Austin property values fell furthest from January 2025, dropping 5.9%. The South Florida locales of Tampa and Miami came next, with respective reductions of 4.8% and 4.3%. Annual values increased most in Hartford, CT (4.9%), Milwaukee (4.8%) and Cleveland (4.2%).
Additionally, inventory rose 6% annually in January, but 29 metro areas eclipsed that mark. Raleigh, NC, led the nation with a 29.5% spike, followed by 21.8% in Washington, D.C., and 20.1% in Louisville, KY. On the other end, for-sale supply in San Francisco fell by 6.3%, in Jacksonville, FL, by 5.7% and Chicago by 5%.
More for-sale listings usually help homebuyers. Increased options can keep competition manageable and, in turn, property prices in check.
Downtrending Mortgage Rates
Consensus among industry experts projected a gradual descent for interest rates over the course of 2026.
The year’s early downtrend already beat most expectations, as the average 30-year fixed rate dropped to 5.98% on Feb. 26, according to Freddie Mac — the lowest point since Sept. 2022. The 30-year fixed rate averaged 6.6% in 2025 and 6.72% in 2024.
Rates falling below 6% marks a genuine inflection point for buyers who've been waiting out the market for two or three years — but timing still matters. Those who move quickly enough to get pre-approved stand to benefit most before rates climb back up.
For homeowners who purchased at 7% or higher, the math is worth revisiting. Even a single percentage point improvement on a $400,000 loan can translate to hundreds of dollars in monthly savings — a conversation worth having with a loan officer sooner rather than later.
If mortgage rates continue moving generally downward, it could help both home purchasing and refinancing affordability.
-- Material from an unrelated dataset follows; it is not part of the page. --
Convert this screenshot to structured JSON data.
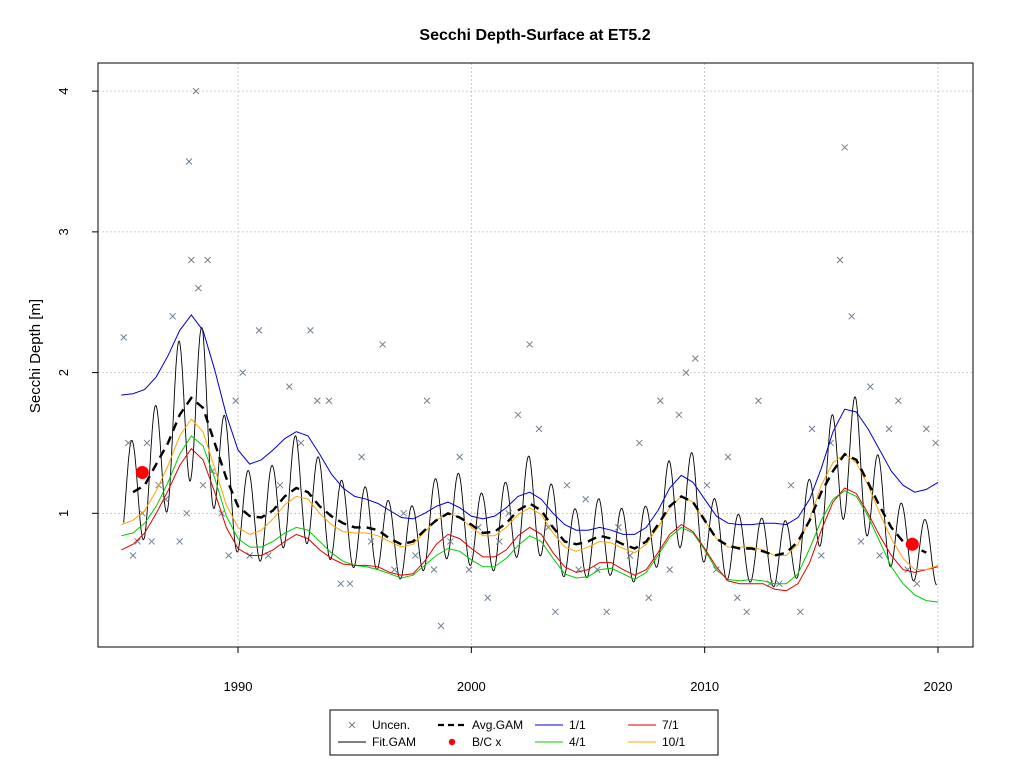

Although, lower rates do tend to stoke demand and could raise prices depending on the inventory and potential buyers in your market.
Mortgage rates depend on many factors, subjecting them to high volatility. That means they could change direction any given week, or even from day to day. Many professionals advise that the best time to buy a home is when you can comfortably afford it and not wait for rates to hit a certain level.
What to Expect in This Homebuying Environment
With affordability improving behind cooling prices and lower interest rates, homebuying activity is anticipated to rebound in 2026 compared to the quieter past few years.
Zillow’s February housing report estimates a 3.9% annual increase in existing home sales this year. Meanwhile, the National Association of Realtors (NAR) projects a 14% jump. While forecasts differ, it's reasonable to expect heightened demand overall.
“The desire to enter the market has already turned higher, which signals more inventory, lower mortgage rates, more transactions…“I think you are looking at a very solid year,” said Lawrence Yun, chief economist at NAR. “When the housing market begins to recover after a downturn, getting a double-digit percentage recovery is quite common.”
Factors have aligned that usually lead to increased homebuying. Though the pendulum swings back toward more balance from the strong seller’s market of the recent past, conditions vary by location. Finding a local lender you trust can help advise you on who has the upper hand in your area and how you can boost your homebuyer profile.